80 initial_porosity = 10  # Initial porosity in percentage
90 porosity = initial_porosity + (v_total / initial_volume) * 100  # Adjusted porosity
100 GRAPH_Y porosity
-end

-active true
USER_GRAPH 5
    -headings               "Time (Days)" "SI_Calcite" "SI_Dolomite" "SI_Quartz" "SI_Kaolinite" "SI_Pyrite" "SI_Illite" "SI_Gypsum"
    -axis_titles            "Time (Days)" "Saturation Index"
    -chart_title            "Saturation Index of Minerals Over Time"
    -axis_scale x_axis      auto auto auto auto log
-start
10 GRAPH_X TOTAL_TIME / 86400  # Time in days
20 SI_Calcite = SI("Calcite")
30 SI_Dolomite = SI("Dolomite")
40 SI_Quartz = SI("Quartz")
50 SI_Kaolinite = SI("Kaolinite")
60 GRAPH_Y SI_Calcite, SI_Dolomite, SI_Quartz, SI_Kaolinite
-end
-active true

[ahmalisha]

Thank you so much for your help. Can you please share the database that you modify?

[dlparkhurst]

I used phreeqc.dat (version 3.8.5, but any version should work).

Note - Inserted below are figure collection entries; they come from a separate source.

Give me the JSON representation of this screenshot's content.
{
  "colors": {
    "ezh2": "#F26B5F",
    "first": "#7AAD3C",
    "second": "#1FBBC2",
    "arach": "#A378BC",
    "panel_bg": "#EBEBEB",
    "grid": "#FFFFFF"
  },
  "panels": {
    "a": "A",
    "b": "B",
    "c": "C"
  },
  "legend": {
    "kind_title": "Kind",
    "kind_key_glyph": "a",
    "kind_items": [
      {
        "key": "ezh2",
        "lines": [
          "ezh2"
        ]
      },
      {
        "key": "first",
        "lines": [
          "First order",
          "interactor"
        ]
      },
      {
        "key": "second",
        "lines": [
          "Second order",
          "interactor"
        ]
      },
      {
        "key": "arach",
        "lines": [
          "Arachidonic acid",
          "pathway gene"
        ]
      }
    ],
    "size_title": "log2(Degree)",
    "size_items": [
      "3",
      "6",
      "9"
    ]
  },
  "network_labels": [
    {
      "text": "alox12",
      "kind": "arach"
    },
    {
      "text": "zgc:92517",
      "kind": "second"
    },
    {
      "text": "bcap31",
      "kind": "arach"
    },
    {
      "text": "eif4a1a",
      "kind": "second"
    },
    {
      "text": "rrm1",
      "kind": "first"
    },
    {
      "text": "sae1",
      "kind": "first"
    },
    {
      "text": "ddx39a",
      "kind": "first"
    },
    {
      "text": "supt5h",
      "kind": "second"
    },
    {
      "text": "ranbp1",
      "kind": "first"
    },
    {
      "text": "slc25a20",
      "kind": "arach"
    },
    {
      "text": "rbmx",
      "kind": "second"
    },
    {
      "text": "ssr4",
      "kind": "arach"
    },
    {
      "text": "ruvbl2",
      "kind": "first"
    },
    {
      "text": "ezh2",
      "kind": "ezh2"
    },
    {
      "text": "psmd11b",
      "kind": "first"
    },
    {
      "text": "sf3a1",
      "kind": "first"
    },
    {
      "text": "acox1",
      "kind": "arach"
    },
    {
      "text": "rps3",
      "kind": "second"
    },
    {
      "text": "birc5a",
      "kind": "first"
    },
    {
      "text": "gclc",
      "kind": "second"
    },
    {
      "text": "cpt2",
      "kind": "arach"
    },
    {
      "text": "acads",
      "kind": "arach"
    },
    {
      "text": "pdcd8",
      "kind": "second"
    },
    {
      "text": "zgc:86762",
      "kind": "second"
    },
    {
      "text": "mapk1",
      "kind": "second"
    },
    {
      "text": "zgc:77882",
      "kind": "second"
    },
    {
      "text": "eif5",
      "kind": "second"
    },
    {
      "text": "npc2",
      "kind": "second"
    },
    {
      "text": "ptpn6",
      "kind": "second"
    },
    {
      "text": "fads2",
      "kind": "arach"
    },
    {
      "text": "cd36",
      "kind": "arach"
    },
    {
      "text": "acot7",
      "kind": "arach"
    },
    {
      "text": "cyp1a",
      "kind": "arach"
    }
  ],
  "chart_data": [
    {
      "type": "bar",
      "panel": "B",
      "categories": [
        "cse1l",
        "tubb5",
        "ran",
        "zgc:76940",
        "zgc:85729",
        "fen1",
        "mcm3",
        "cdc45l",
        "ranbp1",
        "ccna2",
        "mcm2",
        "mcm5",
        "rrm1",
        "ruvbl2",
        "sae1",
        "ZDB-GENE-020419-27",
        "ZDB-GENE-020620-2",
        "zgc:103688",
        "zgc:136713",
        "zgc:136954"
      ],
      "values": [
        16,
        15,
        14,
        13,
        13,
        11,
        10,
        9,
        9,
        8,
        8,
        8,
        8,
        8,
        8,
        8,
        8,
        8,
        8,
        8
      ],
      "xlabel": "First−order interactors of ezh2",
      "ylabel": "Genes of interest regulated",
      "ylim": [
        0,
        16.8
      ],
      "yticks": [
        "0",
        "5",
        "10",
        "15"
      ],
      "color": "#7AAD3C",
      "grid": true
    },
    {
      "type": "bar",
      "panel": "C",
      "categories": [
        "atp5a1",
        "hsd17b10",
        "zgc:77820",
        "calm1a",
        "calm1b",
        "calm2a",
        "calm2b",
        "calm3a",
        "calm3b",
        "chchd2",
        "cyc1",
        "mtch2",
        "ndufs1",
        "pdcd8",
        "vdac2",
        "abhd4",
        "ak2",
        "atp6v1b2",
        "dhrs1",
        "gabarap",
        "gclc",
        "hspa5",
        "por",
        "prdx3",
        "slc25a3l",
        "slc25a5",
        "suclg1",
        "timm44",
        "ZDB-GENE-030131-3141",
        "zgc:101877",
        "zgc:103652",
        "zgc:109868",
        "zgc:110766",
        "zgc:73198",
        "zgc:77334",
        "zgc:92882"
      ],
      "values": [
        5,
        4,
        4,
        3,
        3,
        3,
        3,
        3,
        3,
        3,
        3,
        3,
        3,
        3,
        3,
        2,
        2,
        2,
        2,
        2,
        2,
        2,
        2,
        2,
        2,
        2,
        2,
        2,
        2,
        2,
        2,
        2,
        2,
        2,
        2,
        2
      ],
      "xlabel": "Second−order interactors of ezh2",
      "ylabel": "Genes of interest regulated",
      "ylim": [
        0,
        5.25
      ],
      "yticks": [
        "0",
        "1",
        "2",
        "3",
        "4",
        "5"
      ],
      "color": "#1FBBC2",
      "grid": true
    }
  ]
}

All the additions are in the input file.

[dlparkhurst]

You should not put minerals in both EQUILIBRIUM_PHASES and KINETICS. EQUILIBRIUM_PHASES will cause the minerals to immediately react to equilibrium, so what is the point of kinetics? Choose one or the other.

Calcite is stable relative to vaterite and aragonite in most cases. Putting all three in EQUILIBRIUM_PHASES will cause vaterite and aragonite to dissolve completely to form calcite. Please look at your output file.